Tags: , , — September 21, 2007 @ 4:30 pm

Com a ajuda de kwo em #E@irc.freenode.net eu consegui mesclar o Xfce Desktop com o Enlightenment Window Manager (versão 0.16, com o E17 também é possível, mas seria um desperdício não aproveitar as funções desktop deste último).

Acho esta uma ótima combinação pois o Xfce é o Desktop mais leve atualmente para X, e o e16 também, adicionando um visual ótimo ao xfce, com a transição das áreas de trabalho e o pager com miniaturas.

Algo muito interessante no e16 é as miniaturas das janelas no pager e na iconbox, algo que não será adicionado no e17.Para fazer esta combinação apenas siga os seguintes passos:

  • Inicie uma sessão com o Xfce normalmente;
  • Finalize o gerenciador de janelas ($ pgrep xfwm4; $ kill -15 [pid obtido]) ;
  • Inicie o e16 ($ /usr/bin/enlightenment);
  • Clique com o botão direito na tela (menu de configurações do e16), vá nas configurações do papel de parede (Desktop Background Settings);
  • No menu do Xfce, vá em Configurações -> Gerenciador de Configurações, clique em Área de Trabalho e marque a opção ‘Permitir ao Xfce Gerenciar a Área de trabalho’.
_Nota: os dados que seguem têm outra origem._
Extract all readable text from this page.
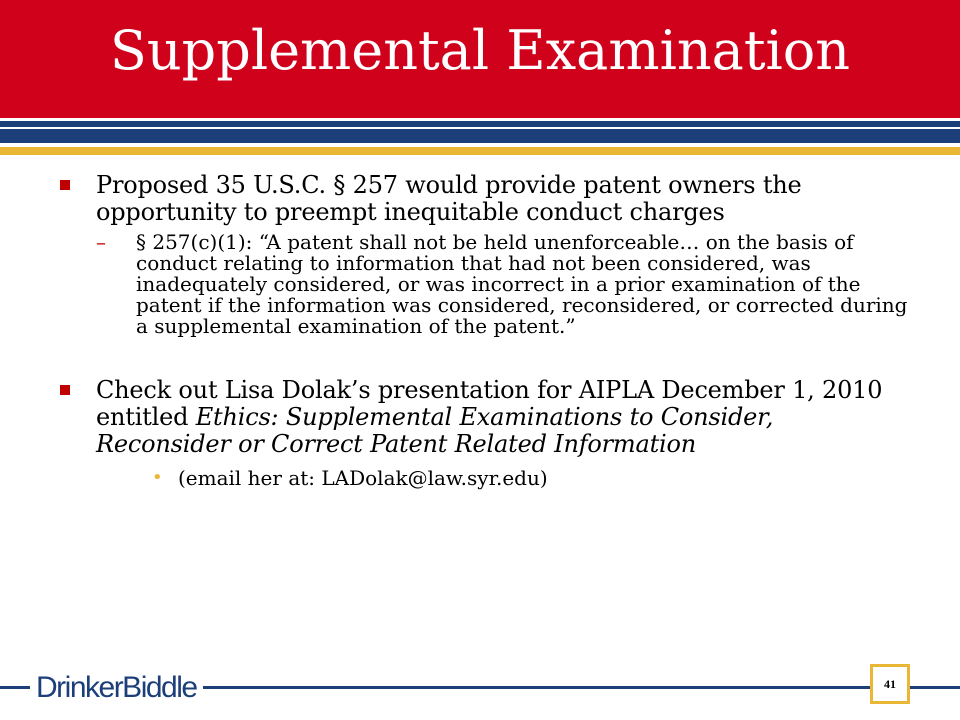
Supplemental Examination
Proposed 35 U.S.C. § 257 would provide patent owners the opportunity to preempt inequitable conduct charges
– § 257(c)(1): “A patent shall not be held unenforceable… on the basis of conduct relating to information that had not been considered, was inadequately considered, or was incorrect in a prior examination of the patent if the information was considered, reconsidered, or corrected during a supplemental examination of the patent.”
Check out Lisa Dolak’s presentation for AIPLA December 1, 2010 entitled Ethics: Supplemental Examinations to Consider, Reconsider or Correct Patent Related Information
• (email her at: LADolak@law.syr.edu)
DrinkerBiddle	41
Pronto, agora você tem um Xfce com o e16 como gerenciador de janelas. Esta é a combinação perfeita para quem deseja um ambiente desktop completo e os recursos e efeitos do Enlightenment.

Mas há um problema, o gerenciador de sessões do Xfce não consegue identificar as áreas de trabalho do e16 para manter cada janela, apesar de lembrar as posições destas. E se você desabilitar o gerenciador de sessões, terá que fazer o processo acima cada vez que desejar usar um Xfce4 + E16. Pretendo criar um script para iniciar o Xfce4 com E16 automaticamente, quando o fizer vou certamente postá-lo aqui. Se alguém quiser ajudar será bem-vindo.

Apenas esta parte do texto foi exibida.